Donnerstag, 31. Januar 2008
Suche den Ausdruck von Liebe und Güte
Der Jugendroman Wenn er kommt, dann laufen wir von David Klass als Hörbuch
Die Gesellschaft wird schon seit Jahren infantiler. Das ist keine Kulturkritik, sondern eine Feststellung. Erwachsene, gebildete Menschen kaufen sich Alessi-Geschirr, das wie Spielzeug aussieht und lesen Harry Potter. Auch ich habe mein Bärchen-T-Shirt (was aber zumindest ironisch, wenn nicht gar als Kulturkritik aufzufassen ist). Und aus nostalgischen Gründen beschäftige ich mich noch gelegentlich mit Kinder- und Jugendmedien - und bin immer wieder ganz zufrieden dabei. Den Autorinnen und Autoren sind Grenzen gesetzt: Einen Frank Bascombe wird man unter ihren Helden nicht finden. Aber hinter dem, was als gehobene Unterhaltung für Erwachsene angeboten wird, müssen sich auch Jugendbuchautoren oft nicht verstecken. Die Geschichten von Kevin Brooks sind ziemlich kompromisslos, und auch David Klass bietet einiges. Sein Roman Wenn er kommt, dann laufen wir ist jetzt als Hörbuch erschienen.

Die Lesung des Romans wird auf vier CDs gepackt. Das ist eine gute Voraussetzung dafür, dass aus dem mit mehr als 300 Seiten dicken Buch noch einiges für die Audioversion übrig bleibt.

Der Roman ist eine Liebesgeschichte und ein Krimi – aber vor allem die Geschichte einer Suche nach Recht, Moral und ethischem Verhalten.
Troy wird überraschend aus dem Gefängnis entlassen und kehrt in sein Elternhaus zurück. Für Steff, der seinen Bruder verachtet und ihn für einen unverbesserlichen Mörder hält, ist das nur schwer zu ertragen. Er leidet unter den Anfeindungen seiner Mitschüler und der Nachbarn. Steff hat feste Wertvorstellungen und gibt Troy keine Chance  und erhält am Schluss noch Recht: Troy ermordet erst Steffs Klassenkameraden und verschuldet später den Herztod seines Arbeitgebers, den er beraubt. Jeff könnte seinen Bruder der Polizei auszuliefern, macht es nach einer dramatischen Begegnung doch nicht. Nachdem Troy von seinem Bruder auf dem Boot entdeckt wird, mit dem er fliehen will, hat nur einen Weg: Er muss Steff töten. Doch ausgerechnet als Steff über die Waffe hinweg in die Augen seines Bruders schaut, wird ihm bewusst, was er eigentlich schon ganze Zeit wusste: Auch Troy hat auch seine gute Seite. Das wird durch dessen Ähnlichkeit mit dem überaus friedfertigen Vater deutlich. „Versuche in seinen Augen die Augen deines Vaters zu sehen“, sagte sich Troy im Angesicht des Todes, „suche den Ausdruck von Liebe und Güte.“ Troy schiesst nicht und flieht, Steff behält das Geheimnis seiner Flucht für sich.

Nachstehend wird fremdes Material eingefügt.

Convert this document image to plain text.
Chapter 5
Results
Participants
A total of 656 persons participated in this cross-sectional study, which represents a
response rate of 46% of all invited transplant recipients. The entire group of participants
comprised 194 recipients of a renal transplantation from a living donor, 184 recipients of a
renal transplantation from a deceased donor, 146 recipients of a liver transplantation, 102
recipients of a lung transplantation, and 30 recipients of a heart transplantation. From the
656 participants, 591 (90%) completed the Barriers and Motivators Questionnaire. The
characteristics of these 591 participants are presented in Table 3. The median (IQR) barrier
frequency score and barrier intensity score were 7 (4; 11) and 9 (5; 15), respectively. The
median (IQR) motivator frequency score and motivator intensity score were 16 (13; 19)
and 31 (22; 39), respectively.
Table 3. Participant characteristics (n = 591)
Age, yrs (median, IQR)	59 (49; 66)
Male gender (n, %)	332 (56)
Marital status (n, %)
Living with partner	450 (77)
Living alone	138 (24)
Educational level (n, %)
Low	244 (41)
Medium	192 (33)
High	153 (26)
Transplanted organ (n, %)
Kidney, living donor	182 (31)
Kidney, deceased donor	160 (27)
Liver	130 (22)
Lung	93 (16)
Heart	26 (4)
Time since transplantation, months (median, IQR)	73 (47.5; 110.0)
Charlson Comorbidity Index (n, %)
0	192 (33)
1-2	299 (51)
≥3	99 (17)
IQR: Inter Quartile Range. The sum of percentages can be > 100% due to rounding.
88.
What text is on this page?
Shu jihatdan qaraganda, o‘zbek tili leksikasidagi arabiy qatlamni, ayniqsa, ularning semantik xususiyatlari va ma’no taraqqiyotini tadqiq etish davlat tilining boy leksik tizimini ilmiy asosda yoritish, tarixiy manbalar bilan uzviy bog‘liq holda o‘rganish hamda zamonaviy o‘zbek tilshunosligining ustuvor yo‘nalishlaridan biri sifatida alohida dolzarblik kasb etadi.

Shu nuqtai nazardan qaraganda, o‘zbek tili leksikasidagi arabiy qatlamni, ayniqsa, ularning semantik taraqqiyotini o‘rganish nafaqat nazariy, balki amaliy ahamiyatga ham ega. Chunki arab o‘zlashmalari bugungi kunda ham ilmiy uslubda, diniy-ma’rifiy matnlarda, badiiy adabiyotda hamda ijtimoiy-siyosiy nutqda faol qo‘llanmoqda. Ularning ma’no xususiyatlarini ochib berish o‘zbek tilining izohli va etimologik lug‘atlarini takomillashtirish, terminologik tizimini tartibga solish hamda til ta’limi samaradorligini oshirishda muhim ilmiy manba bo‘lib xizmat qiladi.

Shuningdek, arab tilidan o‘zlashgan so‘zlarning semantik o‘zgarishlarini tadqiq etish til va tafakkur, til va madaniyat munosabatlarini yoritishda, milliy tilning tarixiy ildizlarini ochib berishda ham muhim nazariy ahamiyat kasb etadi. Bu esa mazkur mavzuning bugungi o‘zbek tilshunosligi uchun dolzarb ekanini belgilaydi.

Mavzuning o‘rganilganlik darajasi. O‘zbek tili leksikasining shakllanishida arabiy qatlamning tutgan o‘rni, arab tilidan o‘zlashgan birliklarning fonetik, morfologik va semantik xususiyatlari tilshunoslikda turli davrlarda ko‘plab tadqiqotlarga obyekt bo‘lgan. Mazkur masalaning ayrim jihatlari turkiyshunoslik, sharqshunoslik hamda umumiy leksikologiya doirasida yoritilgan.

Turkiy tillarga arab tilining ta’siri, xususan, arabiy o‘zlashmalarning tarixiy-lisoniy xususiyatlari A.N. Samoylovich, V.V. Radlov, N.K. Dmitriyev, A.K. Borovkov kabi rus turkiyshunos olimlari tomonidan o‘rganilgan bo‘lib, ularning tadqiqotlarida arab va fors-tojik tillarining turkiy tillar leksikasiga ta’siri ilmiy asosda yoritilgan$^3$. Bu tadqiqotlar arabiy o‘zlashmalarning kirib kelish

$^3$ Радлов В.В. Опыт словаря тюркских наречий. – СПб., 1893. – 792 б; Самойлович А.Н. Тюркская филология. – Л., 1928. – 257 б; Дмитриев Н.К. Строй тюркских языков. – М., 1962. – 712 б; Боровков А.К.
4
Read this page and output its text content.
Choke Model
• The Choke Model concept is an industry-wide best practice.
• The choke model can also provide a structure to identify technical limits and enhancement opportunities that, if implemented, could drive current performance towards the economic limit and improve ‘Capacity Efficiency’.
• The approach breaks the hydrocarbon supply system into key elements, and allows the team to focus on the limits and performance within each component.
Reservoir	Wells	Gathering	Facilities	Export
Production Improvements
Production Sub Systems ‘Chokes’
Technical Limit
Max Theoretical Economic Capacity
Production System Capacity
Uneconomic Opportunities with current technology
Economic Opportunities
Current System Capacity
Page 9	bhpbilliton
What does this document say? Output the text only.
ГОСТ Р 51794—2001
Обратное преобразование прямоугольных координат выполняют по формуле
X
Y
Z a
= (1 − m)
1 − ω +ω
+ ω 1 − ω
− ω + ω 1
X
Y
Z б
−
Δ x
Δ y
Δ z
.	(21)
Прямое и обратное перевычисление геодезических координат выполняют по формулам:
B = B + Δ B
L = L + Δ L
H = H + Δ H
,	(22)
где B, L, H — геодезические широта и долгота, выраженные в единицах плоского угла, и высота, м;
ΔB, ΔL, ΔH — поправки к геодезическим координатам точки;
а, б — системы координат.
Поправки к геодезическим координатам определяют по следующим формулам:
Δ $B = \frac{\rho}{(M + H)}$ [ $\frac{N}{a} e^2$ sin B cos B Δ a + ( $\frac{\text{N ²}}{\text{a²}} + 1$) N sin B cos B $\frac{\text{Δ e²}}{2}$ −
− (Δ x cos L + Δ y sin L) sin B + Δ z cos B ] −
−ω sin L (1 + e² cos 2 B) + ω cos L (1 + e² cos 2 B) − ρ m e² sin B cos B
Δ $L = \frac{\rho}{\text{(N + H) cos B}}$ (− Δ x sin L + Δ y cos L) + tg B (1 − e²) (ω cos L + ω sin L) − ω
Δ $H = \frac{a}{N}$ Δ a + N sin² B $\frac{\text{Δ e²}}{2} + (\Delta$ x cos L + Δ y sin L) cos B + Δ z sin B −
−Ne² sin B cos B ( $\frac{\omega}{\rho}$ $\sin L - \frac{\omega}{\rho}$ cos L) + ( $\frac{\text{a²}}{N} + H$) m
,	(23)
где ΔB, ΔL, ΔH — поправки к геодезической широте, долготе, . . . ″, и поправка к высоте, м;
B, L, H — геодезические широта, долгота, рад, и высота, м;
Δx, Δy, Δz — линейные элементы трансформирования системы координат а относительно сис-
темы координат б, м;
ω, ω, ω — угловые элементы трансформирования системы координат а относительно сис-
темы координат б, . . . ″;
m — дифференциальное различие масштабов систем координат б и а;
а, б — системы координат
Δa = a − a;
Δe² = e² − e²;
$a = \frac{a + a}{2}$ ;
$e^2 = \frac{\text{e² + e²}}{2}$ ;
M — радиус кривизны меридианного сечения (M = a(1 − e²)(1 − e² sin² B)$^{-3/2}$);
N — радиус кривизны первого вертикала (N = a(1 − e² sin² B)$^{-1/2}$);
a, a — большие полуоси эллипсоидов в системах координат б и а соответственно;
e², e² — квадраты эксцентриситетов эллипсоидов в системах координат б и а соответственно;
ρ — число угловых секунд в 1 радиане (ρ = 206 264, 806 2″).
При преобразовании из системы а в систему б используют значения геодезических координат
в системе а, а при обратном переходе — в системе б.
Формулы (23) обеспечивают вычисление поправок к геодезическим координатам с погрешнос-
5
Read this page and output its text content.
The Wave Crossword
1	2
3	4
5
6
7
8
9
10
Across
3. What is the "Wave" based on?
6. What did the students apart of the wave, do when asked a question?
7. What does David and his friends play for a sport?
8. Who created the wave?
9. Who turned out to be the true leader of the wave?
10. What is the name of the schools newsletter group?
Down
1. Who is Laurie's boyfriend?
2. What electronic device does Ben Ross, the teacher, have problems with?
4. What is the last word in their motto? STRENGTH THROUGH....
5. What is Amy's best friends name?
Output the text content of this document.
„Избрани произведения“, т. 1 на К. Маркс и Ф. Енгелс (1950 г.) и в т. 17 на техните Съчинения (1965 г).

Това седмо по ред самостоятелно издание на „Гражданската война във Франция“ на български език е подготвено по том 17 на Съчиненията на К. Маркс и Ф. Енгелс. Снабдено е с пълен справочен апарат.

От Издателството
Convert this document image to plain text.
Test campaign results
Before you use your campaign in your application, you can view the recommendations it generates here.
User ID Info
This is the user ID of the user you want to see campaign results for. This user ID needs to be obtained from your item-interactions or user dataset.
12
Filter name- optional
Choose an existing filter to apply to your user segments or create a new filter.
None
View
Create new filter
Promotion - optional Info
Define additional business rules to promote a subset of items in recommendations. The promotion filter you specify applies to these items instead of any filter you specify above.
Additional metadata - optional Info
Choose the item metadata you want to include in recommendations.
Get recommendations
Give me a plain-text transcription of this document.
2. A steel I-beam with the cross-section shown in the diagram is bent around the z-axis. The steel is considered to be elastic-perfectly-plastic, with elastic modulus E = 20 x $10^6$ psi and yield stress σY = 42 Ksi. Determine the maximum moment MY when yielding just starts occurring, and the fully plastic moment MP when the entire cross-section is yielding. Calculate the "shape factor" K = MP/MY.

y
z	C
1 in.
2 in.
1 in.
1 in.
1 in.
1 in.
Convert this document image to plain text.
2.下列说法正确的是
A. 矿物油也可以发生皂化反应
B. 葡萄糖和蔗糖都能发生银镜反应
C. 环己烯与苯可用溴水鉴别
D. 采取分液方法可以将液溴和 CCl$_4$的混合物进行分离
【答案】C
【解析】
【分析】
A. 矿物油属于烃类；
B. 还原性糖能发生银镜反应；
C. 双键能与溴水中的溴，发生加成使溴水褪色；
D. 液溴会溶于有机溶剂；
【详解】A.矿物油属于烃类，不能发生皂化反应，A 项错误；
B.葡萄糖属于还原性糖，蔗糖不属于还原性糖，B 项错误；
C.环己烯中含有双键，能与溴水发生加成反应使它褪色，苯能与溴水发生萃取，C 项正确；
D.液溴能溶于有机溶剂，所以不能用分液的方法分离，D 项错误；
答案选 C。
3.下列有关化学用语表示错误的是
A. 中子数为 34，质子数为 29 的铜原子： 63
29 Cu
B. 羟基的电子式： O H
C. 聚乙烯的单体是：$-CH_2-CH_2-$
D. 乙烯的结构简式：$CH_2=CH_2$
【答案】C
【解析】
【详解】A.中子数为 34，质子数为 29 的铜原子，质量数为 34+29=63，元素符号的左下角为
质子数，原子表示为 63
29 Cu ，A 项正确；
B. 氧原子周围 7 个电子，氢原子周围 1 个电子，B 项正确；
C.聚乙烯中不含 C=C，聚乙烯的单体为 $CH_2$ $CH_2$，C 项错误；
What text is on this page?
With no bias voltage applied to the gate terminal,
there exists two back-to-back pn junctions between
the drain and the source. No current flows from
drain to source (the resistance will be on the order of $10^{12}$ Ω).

Der junge Schauspieler Hans Löw liest die spannende Geschichte ruhig und akzentuiert die verschiedenen Charaktere nur leicht. Er dramatisiert nicht, was von sich aus dramatisch genug ist und gibt der Geschichte und ihren Figuren keine Klangfarben, die sie nicht brauchen. Hans Löw stellt sich als Interpret nicht über die Geschichte, sondern in ihren Dienst. Das ist angenehm zu hören – und spannend bis zum Schluss.

... link (0 Kommentare)   ... comment


Sonntag, 27. Januar 2008
Filmtage II
Wieder Filme gucken, doch ich habe den Glauben wieder gefunden.

Punk lebt - in Solothurn!

Das Filmfestival ist zwar oberflächlich gut organisiert, in wichtigen Teilen aber noch immer ein Alternativfestival. Die Preisverleihung des zum zweiten Mal vergebenen Publikumspreises unwürdig und billig. Der Gewinnerfilm war vermutlich ohnehin schlecht.
Vor dem Canva Club stehen 300 Leute, vielleicht noch mehr. Drinnen haben 80 Platz, und wahrscheinlich haben sie 40 schon vorher reingelassen. Aber niemand kommt auf die Idee, den Wartenden zu sagen, dass sie keine Chance auf Einlass haben und besser einen anderen Film suchen. Es fangen ja glücklicherweise alle gleichzeitig an, damit man nicht kurzfristig das Kino wechseln kann.
Hilflos die Moderation zu den Dokumentarfilmen am Nachmittag. Der unfähigste Moderator, den ich jemals gesehen habe und eine Frechheit den Künstlern gegenüber.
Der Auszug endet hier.